Gary was amazed when I asked him to take a book from my childhood off a top shelf in my home office, yesterday.  I have amazed myself, as I have found the books I needed and some I didn’t even remember I had among the over 10,000 books I own.  And no one can tell me that the internet can provide the same ability a real book can when it comes to having twelve books on your desk, all open to different pages, or finding something rare and wonderful as you peruse a table of contents or the index at the back of a book.

Jewish tradition teaches in Pirke Avot 5:25:

“Ben Bag Bag said: Turn it (the Torah) over and over for everything is in it. Keep your eyes riveted on it. Spend yourself in its study. Never budge from it, for there is no better way of life than that.”

I feel that way about Torah and about the books in my library.  As Jews, we have for centuries been called “The People of the Book,” and I have always believed that when we lose that distinction, we will lose an important part of our Jewish soul.

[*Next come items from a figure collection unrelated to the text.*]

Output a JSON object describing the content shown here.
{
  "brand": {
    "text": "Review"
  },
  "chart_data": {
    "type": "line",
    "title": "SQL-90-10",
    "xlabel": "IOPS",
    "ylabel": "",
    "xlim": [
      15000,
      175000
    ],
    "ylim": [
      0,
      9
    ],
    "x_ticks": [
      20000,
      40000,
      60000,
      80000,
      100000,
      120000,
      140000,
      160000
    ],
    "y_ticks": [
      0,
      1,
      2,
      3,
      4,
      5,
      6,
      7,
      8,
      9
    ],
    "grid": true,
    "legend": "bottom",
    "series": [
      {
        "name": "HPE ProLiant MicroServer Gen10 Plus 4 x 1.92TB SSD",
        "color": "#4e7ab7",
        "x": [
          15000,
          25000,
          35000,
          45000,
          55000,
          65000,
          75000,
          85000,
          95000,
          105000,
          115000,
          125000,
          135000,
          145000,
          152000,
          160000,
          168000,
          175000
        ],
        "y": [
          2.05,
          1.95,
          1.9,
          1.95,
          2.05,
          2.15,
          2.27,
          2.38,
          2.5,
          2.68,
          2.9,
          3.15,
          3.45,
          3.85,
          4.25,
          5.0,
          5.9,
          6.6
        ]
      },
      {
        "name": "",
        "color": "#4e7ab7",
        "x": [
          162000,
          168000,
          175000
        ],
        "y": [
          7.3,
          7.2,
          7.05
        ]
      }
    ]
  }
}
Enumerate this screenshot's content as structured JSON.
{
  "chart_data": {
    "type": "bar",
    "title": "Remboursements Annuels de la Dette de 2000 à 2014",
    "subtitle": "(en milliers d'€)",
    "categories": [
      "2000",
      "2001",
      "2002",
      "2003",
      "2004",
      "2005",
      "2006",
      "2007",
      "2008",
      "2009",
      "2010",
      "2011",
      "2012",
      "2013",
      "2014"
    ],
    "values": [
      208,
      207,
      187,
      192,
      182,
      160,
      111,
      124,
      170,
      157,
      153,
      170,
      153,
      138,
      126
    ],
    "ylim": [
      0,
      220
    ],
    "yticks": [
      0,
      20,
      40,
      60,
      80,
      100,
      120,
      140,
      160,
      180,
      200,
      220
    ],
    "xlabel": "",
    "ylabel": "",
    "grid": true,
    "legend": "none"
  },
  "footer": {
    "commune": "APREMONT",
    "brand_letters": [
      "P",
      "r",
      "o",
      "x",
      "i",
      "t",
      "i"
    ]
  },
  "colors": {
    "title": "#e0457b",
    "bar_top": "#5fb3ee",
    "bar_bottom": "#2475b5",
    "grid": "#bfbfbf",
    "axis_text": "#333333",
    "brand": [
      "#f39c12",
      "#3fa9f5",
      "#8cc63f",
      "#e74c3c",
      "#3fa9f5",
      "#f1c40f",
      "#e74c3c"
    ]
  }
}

Every house we own has to have books shelves, and lots of them.  Not only do I love reading and researching in my library, I also find emotional comfort in having my books with me. Like old friends, they tell the story of my intellectual life journey and looking at the books activates brain cells of memory and knowledge, both recent and long, but not forgotten.

I have a vivid memory of visiting one of our 95-year-old members in her one room at a local nursing home.  There were piles and piles of books on the floor, just as every inch of her walls was filled with her own art.  She was sharp as a tack, sharing memories of her Jewish Virginia child that were almost a century old.  She told me that the books had always kept her mind going and without them, she was worried that her mind would leave her.  As long as there is a good book on a shelf (or the floor), there is a world to explore and neurons to fire in our brains.

During this pandemic, I have read ten books of fiction at night, most mysteries which are my passion.  And most of them, I read on my Kindle.  But, during the day, I have found comfort in my real books — reading and researching in them.  And the rest of the time, during this stay at home order, I am lovingly packing the books, in my extensive library, for their next journey to the new book shelves they will call home, knowing that having them there will make it “home.”